Peine de mort : L'abolition est un processus difficile pour beaucoup de sociétés

24 février 2010
Sergei Ordzhonikidze.

A l'ouverture du quatrième congrès mondial contre la peine de mort, le Directeur général du bureau des Nations Unies à Genève, Sergei Ordzhonikidze, a appelé à ne pas perdre de vue le fait que l'abolition de la peine de mort est un processus difficile et délicat pour de nombreuses sociétés et qu'elle nécessite de larges débats nationaux.

« J'espère que les discussions à ce congrès mondial, qui mettra en valeur les expériences pratiques des pays qui ont soit aboli la peine de mort, soit instauré un moratoire sur son application, peuvent aider à stimuler ces débats nationaux », a-t-il confié.

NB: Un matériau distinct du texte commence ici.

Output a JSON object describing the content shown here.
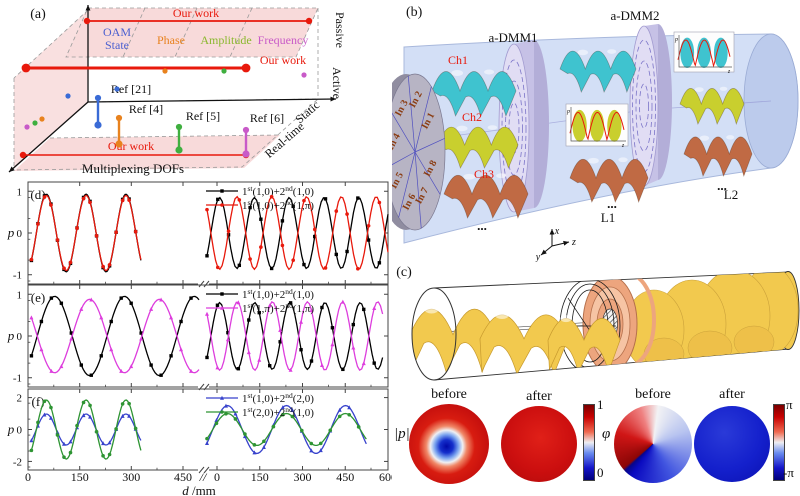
{
  "panel_b": {
    "label": "(b)",
    "dmm1_label": "a-DMM1",
    "dmm2_label": "a-DMM2",
    "channel_labels": [
      "Ch1",
      "Ch2",
      "Ch3"
    ],
    "channel_color": "#e8190c",
    "input_labels": [
      "In 1",
      "In 2",
      "In 3",
      "In 4",
      "In 5",
      "In 6",
      "In 7",
      "In 8"
    ],
    "lens1_label": "L1",
    "lens2_label": "L2",
    "ellipsis": "...",
    "axis_x": "x",
    "axis_y": "y",
    "axis_z": "z",
    "inset_ylabel": "p",
    "inset_xlabel": "z",
    "cylinder_color": "#d3dff6",
    "disc_color": "#b7b4c4",
    "dmm_face_color": "#e1ddf4",
    "ch1_color": "#3fc3cf",
    "ch2_color": "#c9cf2e",
    "ch3_color": "#c06a44"
  },
  "panel_c": {
    "label": "(c)",
    "gold_color": "#f2c94e",
    "copper_color": "#eda57e"
  },
  "panel_maps": {
    "amplitude_label": "|p|",
    "phase_label": "φ",
    "before_label": "before",
    "after_label": "after",
    "amp_cbar_top": "1",
    "amp_cbar_bottom": "0",
    "phase_cbar_top": "π",
    "phase_cbar_bottom": "-π"
  },
  "chart_data": [
    {
      "id": "dof_map",
      "type": "scatter",
      "title_label": "(a)",
      "xlabel": "Multiplexing DOFs",
      "y_axis_top_label": "Passive",
      "y_axis_bottom_label": "Active",
      "depth_near_label": "Real-time",
      "depth_far_label": "Static",
      "our_work_label": "Our work",
      "accent_red": "#e8190c",
      "plane_pink": "#f8dada",
      "columns": [
        {
          "line1": "OAM",
          "line2": "State",
          "color": "#4a5fd0",
          "x": 117
        },
        {
          "line1": "Phase",
          "line2": "",
          "color": "#e8821e",
          "x": 171
        },
        {
          "line1": "Amplitude",
          "line2": "",
          "color": "#8ab82e",
          "x": 226
        },
        {
          "line1": "Frequency",
          "line2": "",
          "color": "#c85ac8",
          "x": 283
        }
      ],
      "our_work_lines": [
        {
          "x1": 87,
          "y1": 21,
          "x2": 309,
          "y2": 21,
          "lx": 196,
          "ly": 17,
          "lw": 1.8,
          "r": 3.2
        },
        {
          "x1": 26,
          "y1": 68,
          "x2": 246,
          "y2": 68,
          "lx": 283,
          "ly": 64,
          "lw": 3,
          "r": 4.4
        },
        {
          "x1": 23,
          "y1": 155,
          "x2": 246,
          "y2": 155,
          "lx": 131,
          "ly": 150,
          "lw": 1.6,
          "r": 3.2
        }
      ],
      "references": [
        {
          "x": 98,
          "y1": 98,
          "y2": 125,
          "color": "#3a6bd6",
          "label": "Ref [21]",
          "lx": 131,
          "ly": 93
        },
        {
          "x": 119,
          "y1": 118,
          "y2": 144,
          "color": "#e8821e",
          "label": "Ref [4]",
          "lx": 146,
          "ly": 113
        },
        {
          "x": 179,
          "y1": 127,
          "y2": 150,
          "color": "#3faf3f",
          "label": "Ref [5]",
          "lx": 203,
          "ly": 120
        },
        {
          "x": 246,
          "y1": 130,
          "y2": 154,
          "color": "#c85ac8",
          "label": "Ref [6]",
          "lx": 267,
          "ly": 122
        }
      ],
      "floating_dots": [
        {
          "x": 68,
          "y": 96,
          "color": "#3a6bd6"
        },
        {
          "x": 117,
          "y": 89,
          "color": "#3a6bd6"
        },
        {
          "x": 165,
          "y": 71,
          "color": "#e8821e"
        },
        {
          "x": 224,
          "y": 71,
          "color": "#3faf3f"
        },
        {
          "x": 304,
          "y": 75,
          "color": "#c85ac8"
        },
        {
          "x": 27,
          "y": 127,
          "color": "#c85ac8"
        },
        {
          "x": 35,
          "y": 123,
          "color": "#3faf3f"
        },
        {
          "x": 42,
          "y": 119,
          "color": "#e8821e"
        }
      ]
    },
    {
      "id": "pressure_curves",
      "type": "line",
      "xlabel_var": "d",
      "xlabel_unit": " /mm",
      "break_mark": "//",
      "xticks_left": [
        "0",
        "150",
        "300",
        "450"
      ],
      "xticks_right": [
        "0",
        "150",
        "300",
        "450",
        "600"
      ],
      "panels": [
        {
          "id": "d",
          "label": "(d)",
          "ylabel": "p",
          "ymax": 1.15,
          "yticks": [
            "1",
            "0",
            "-1"
          ],
          "ytick_vals": [
            1,
            0,
            -1
          ],
          "yminor": 0.5,
          "series": [
            {
              "label": "1^{st}(1,0)+2^{nd}(1,0)",
              "color": "#000000",
              "marker": "square",
              "left": {
                "amp": 0.93,
                "cycles": 2.75,
                "phase_deg": -45,
                "span": [
                  0.02,
                  0.66
                ]
              },
              "right": {
                "amp": 0.85,
                "cycles": 5.2,
                "phase_deg": -40,
                "span": [
                  0.0,
                  1.0
                ]
              }
            },
            {
              "label": "1^{st}(1,0)+2^{nd}(1,π)",
              "color": "#e8190c",
              "marker": "circle",
              "left": {
                "amp": 0.9,
                "cycles": 2.75,
                "phase_deg": -45,
                "span": [
                  0.02,
                  0.66
                ]
              },
              "right": {
                "amp": 0.87,
                "cycles": 5.2,
                "phase_deg": 140,
                "span": [
                  0.0,
                  1.0
                ]
              }
            }
          ]
        },
        {
          "id": "e",
          "label": "(e)",
          "ylabel": "p",
          "ymax": 1.15,
          "yticks": [
            "1",
            "0",
            "-1"
          ],
          "ytick_vals": [
            1,
            0,
            -1
          ],
          "yminor": 0.5,
          "series": [
            {
              "label": "1^{st}(1,0)+2^{nd}(1,0)",
              "color": "#000000",
              "marker": "square",
              "left": {
                "amp": 0.95,
                "cycles": 2.4,
                "phase_deg": -30,
                "span": [
                  0.02,
                  1.0
                ]
              },
              "right": {
                "amp": 0.8,
                "cycles": 5.0,
                "phase_deg": -40,
                "span": [
                  0.0,
                  0.97
                ]
              }
            },
            {
              "label": "1^{st}(1,π)+2^{nd}(1,π)",
              "color": "#dd3ddd",
              "marker": "triangle",
              "left": {
                "amp": 0.88,
                "cycles": 2.4,
                "phase_deg": 150,
                "span": [
                  0.02,
                  1.0
                ]
              },
              "right": {
                "amp": 0.82,
                "cycles": 5.0,
                "phase_deg": 140,
                "span": [
                  0.0,
                  0.97
                ]
              }
            }
          ]
        },
        {
          "id": "f",
          "label": "(f)",
          "ylabel": "p",
          "ymax": 2.35,
          "yticks": [
            "2",
            "0",
            "-2"
          ],
          "ytick_vals": [
            2,
            0,
            -2
          ],
          "yminor": 1,
          "series": [
            {
              "label": "1^{st}(1,0)+2^{nd}(2,0)",
              "color": "#3742cc",
              "marker": "triangle",
              "left": {
                "amp": 0.97,
                "cycles": 2.75,
                "phase_deg": -45,
                "span": [
                  0.02,
                  0.66
                ]
              },
              "right": {
                "amp": 1.5,
                "cycles": 2.7,
                "phase_deg": -35,
                "span": [
                  0.0,
                  0.88
                ]
              }
            },
            {
              "label": "1^{st}(2,0)+2^{nd}(1,0)",
              "color": "#2e9433",
              "marker": "circle",
              "left": {
                "amp": 1.85,
                "cycles": 2.75,
                "phase_deg": -45,
                "span": [
                  0.02,
                  0.66
                ]
              },
              "right": {
                "amp": 1.0,
                "cycles": 2.7,
                "phase_deg": -35,
                "span": [
                  0.0,
                  0.88
                ]
              }
            }
          ]
        }
      ]
    }
  ]
}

M. Ordzhonikidze a rappelé que décembre 2009 avait marqué le vingtième anniversaire du deuxième protocole au Pacte international relatif aux droits civils et politiques, qui vise à parvenir à l'abolition de la peine de mort. « L'augmentation constante du nombre de ratifications, qui regroupe désormais plus de 70 pays, est une autre démonstration de l'engagement croissant en faveur de l'abolition de la peine de mort », a-t-il dit.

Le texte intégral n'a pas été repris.